I'm trying to do better for us, heart.

It's not fair. It's not fair all the things you've seen, heart. All the things you've seen and talked about and bore witness to. It's not fair. I don't know how to protect you from the injustice of the world, heart, because it's all around us, it's all around me every day. Heart, you're so beaten and bruised and deformed from the extent of brokenness you've seen and experienced.

I'm sorry heart. I know my God will heal you.

And I know it's my job to create a space for that, heart. To listen to you, my heart. To stop avoiding, to stop working, to stop all the deeds, to stop comparing myself to all the poor and suffering that are on my doorstep daily, and for a minute, to listen to you, heart. To recognize you, heart. To acknowledge you, heart. And most importantly, to feel you, heart.

I'm sorry I haven't let myself feel you, heart, I promise I'll do a better job of that.

There's beauty all around us, heart, Even in this broken world, there is.
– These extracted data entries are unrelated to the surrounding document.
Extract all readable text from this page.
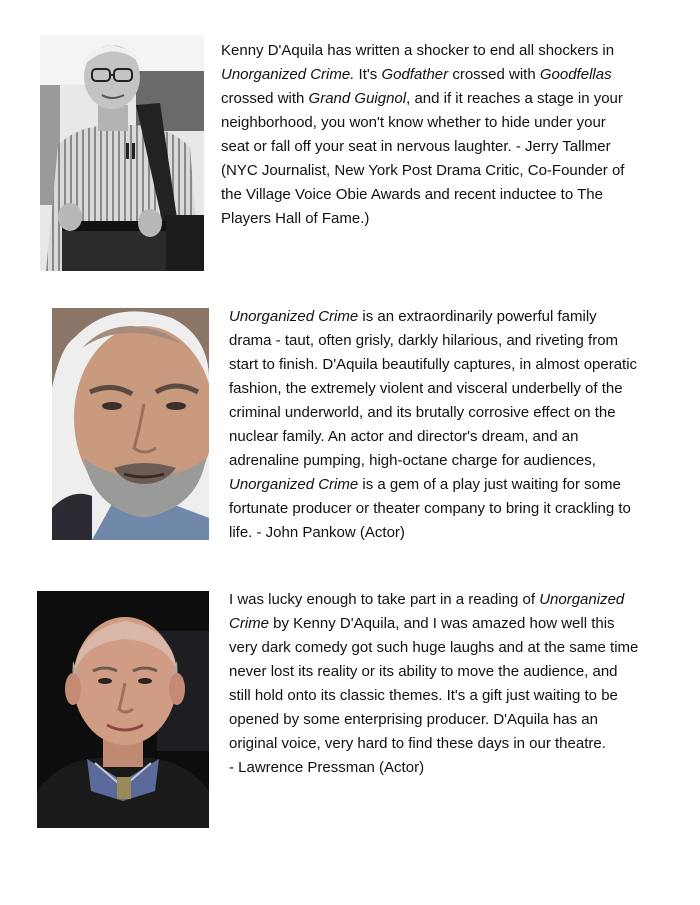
Kenny D'Aquila has written a shocker to end all shockers in Unorganized Crime. It's Godfather crossed with Goodfellas crossed with Grand Guignol, and if it reaches a stage in your neighborhood, you won't know whether to hide under your seat or fall off your seat in nervous laughter. - Jerry Tallmer (NYC Journalist, New York Post Drama Critic, Co-Founder of the Village Voice Obie Awards and recent inductee to The Players Hall of Fame.)

Unorganized Crime is an extraordinarily powerful family drama - taut, often grisly, darkly hilarious, and riveting from start to finish. D'Aquila beautifully captures, in almost operatic fashion, the extremely violent and visceral underbelly of the criminal underworld, and its brutally corrosive effect on the nuclear family. An actor and director's dream, and an adrenaline pumping, high-octane charge for audiences, Unorganized Crime is a gem of a play just waiting for some fortunate producer or theater company to bring it crackling to life. - John Pankow (Actor)

I was lucky enough to take part in a reading of Unorganized Crime by Kenny D'Aquila, and I was amazed how well this very dark comedy got such huge laughs and at the same time never lost its reality or its ability to move the audience, and still hold onto its classic themes. It's a gift just waiting to be opened by some enterprising producer. D'Aquila has an original voice, very hard to find these days in our theatre.
- Lawrence Pressman (Actor)
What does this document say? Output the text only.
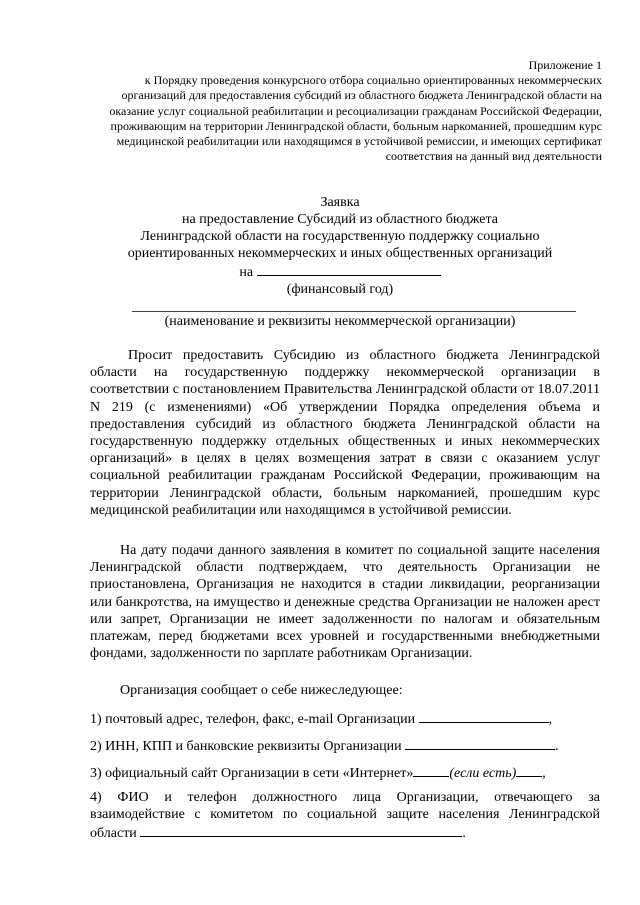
Приложение 1
к Порядку проведения конкурсного отбора социально ориентированных некоммерческих организаций для предоставления субсидий из областного бюджета Ленинградской области на оказание услуг социальной реабилитации и ресоциализации гражданам Российской Федерации, проживающим на территории Ленинградской области, больным наркоманией, прошедшим курс медицинской реабилитации или находящимся в устойчивой ремиссии, и имеющих сертификат соответствия на данный вид деятельности
Заявка
на предоставление Субсидий из областного бюджета
Ленинградской области на государственную поддержку социально
ориентированных некоммерческих и иных общественных организаций
на
(финансовый год)
(наименование и реквизиты некоммерческой организации)
Просит предоставить Субсидию из областного бюджета Ленинградской области на государственную поддержку некоммерческой организации в соответствии с постановлением Правительства Ленинградской области от 18.07.2011 N 219 (с изменениями) «Об утверждении Порядка определения объема и предоставления субсидий из областного бюджета Ленинградской области на государственную поддержку отдельных общественных и иных некоммерческих организаций» в целях в целях возмещения затрат в связи с оказанием услуг социальной реабилитации гражданам Российской Федерации, проживающим на территории Ленинградской области, больным наркоманией, прошедшим курс медицинской реабилитации или находящимся в устойчивой ремиссии.
На дату подачи данного заявления в комитет по социальной защите населения Ленинградской области подтверждаем, что деятельность Организации не приостановлена, Организация не находится в стадии ликвидации, реорганизации или банкротства, на имущество и денежные средства Организации не наложен арест или запрет, Организации не имеет задолженности по налогам и обязательным платежам, перед бюджетами всех уровней и государственными внебюджетными фондами, задолженности по зарплате работникам Организации.
Организация сообщает о себе нижеследующее:
1) почтовый адрес, телефон, факс, e-mail Организации	,
2) ИНН, КПП и банковские реквизиты Организации	.
3) официальный сайт Организации в сети «Интернет»	(если есть) ,
4) ФИО и телефон должностного лица Организации, отвечающего за взаимодействие с комитетом по социальной защите населения Ленинградской области	.
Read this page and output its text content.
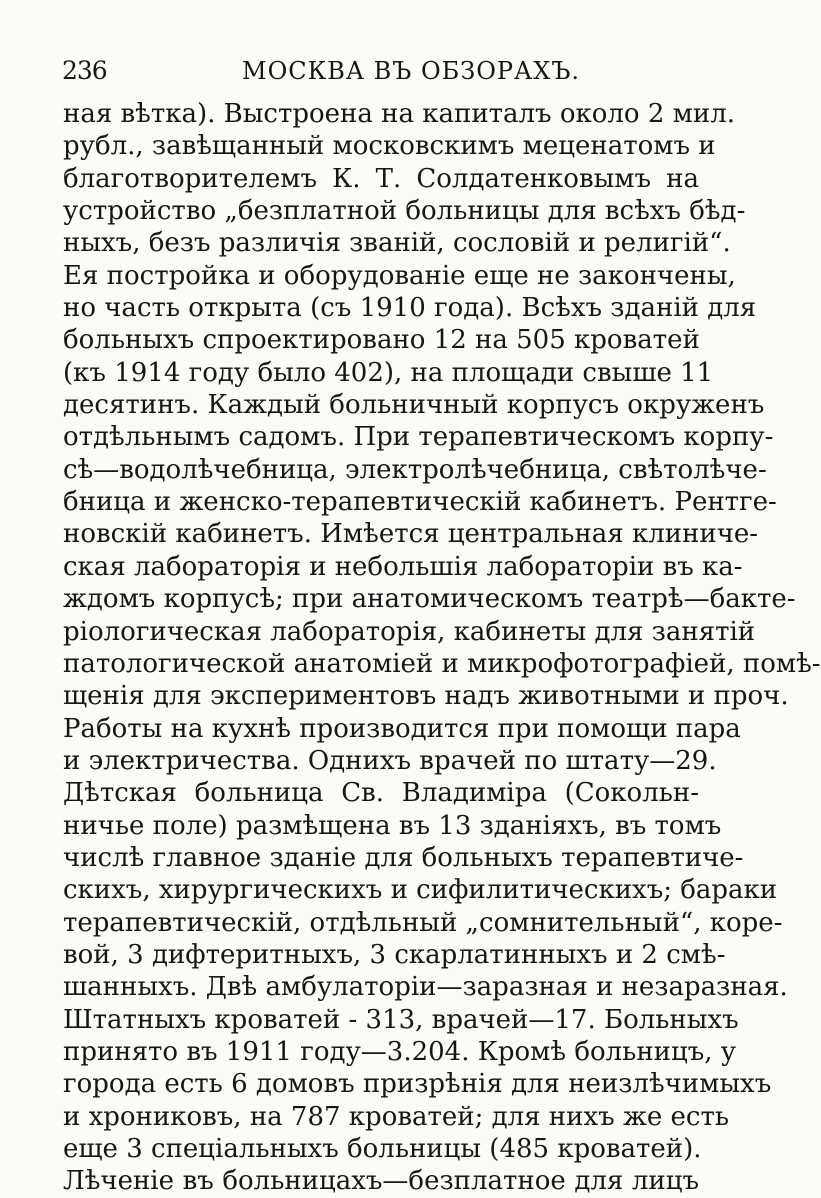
236	МОСКВА ВЪ ОБЗОРАХЪ.
ная вѣтка). Выстроена на капиталъ около 2 мил.
рубл., завѣщанный московскимъ меценатомъ и
благотворителемъ К. Т. Солдатенковымъ на
устройство „безплатной больницы для всѣхъ бѣд-
ныхъ, безъ различія званій, сословій и религій“.
Ея постройка и оборудованіе еще не закончены,
но часть открыта (съ 1910 года). Всѣхъ зданій для
больныхъ спроектировано 12 на 505 кроватей
(къ 1914 году было 402), на площади свыше 11
десятинъ. Каждый больничный корпусъ окруженъ
отдѣльнымъ садомъ. При терапевтическомъ корпу-
сѣ—водолѣчебница, электролѣчебница, свѣтолѣче-
бница и женско-терапевтическій кабинетъ. Рентге-
новскій кабинетъ. Имѣется центральная клиниче-
ская лабораторія и небольшія лабораторіи въ ка-
ждомъ корпусѣ; при анатомическомъ театрѣ—бакте-
ріологическая лабораторія, кабинеты для занятій
патологической анатоміей и микрофотографіей, помѣ-
щенія для экспериментовъ надъ животными и проч.
Работы на кухнѣ производится при помощи пара
и электричества. Однихъ врачей по штату—29.
Дѣтская больница Св. Владиміра (Сокольн-
ничье поле) размѣщена въ 13 зданіяхъ, въ томъ
числѣ главное зданіе для больныхъ терапевтиче-
скихъ, хирургическихъ и сифилитическихъ; бараки
терапевтическій, отдѣльный „сомнительный“, коре-
вой, 3 дифтеритныхъ, 3 скарлатинныхъ и 2 смѣ-
шанныхъ. Двѣ амбулаторіи—заразная и незаразная.
Штатныхъ кроватей - 313, врачей—17. Больныхъ
принято въ 1911 году—3.204. Кромѣ больницъ, у
города есть 6 домовъ призрѣнія для неизлѣчимыхъ
и хрониковъ, на 787 кроватей; для нихъ же есть
еще 3 спеціальныхъ больницы (485 кроватей).
Лѣченіе въ больницахъ—безплатное для лицъ
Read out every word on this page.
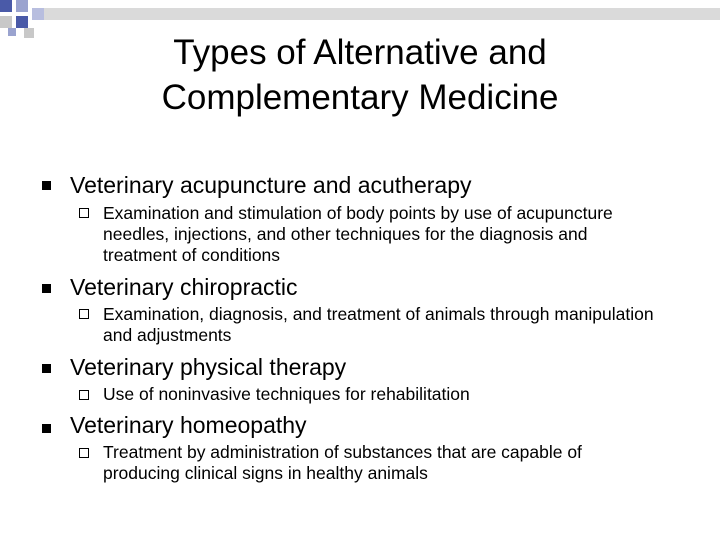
Types of Alternative and
Complementary Medicine
Veterinary acupuncture and acutherapy
Examination and stimulation of body points by use of acupuncture needles, injections, and other techniques for the diagnosis and treatment of conditions
Veterinary chiropractic
Examination, diagnosis, and treatment of animals through manipulation and adjustments
Veterinary physical therapy
Use of noninvasive techniques for rehabilitation
Veterinary homeopathy
Treatment by administration of substances that are capable of producing clinical signs in healthy animals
And we can't see the beauty and simplicity in the every day life if I don't listen to you, heart, and let you speak, heart.

I will let your voice be heard, my heart.

I will spend more time listening to you, heart, and giving you space and time to feel... the pain, the suffering, the grief, but also the beauty, the miracles, the simplicity, the relationships, the freedom. You have a strong voice, heart. A voice I've tried to stifle and silence and avoid and neglect. I'll give you the space and safety to speak your voice, my heart.

I will listen to you and honor you and be kinder to you, my heart.

I love you my heart. You have been good to me. You are kind. You are strong. You are smart. You have a lot to offer this world, my heart.

I'll do better, my heart. I'll do better.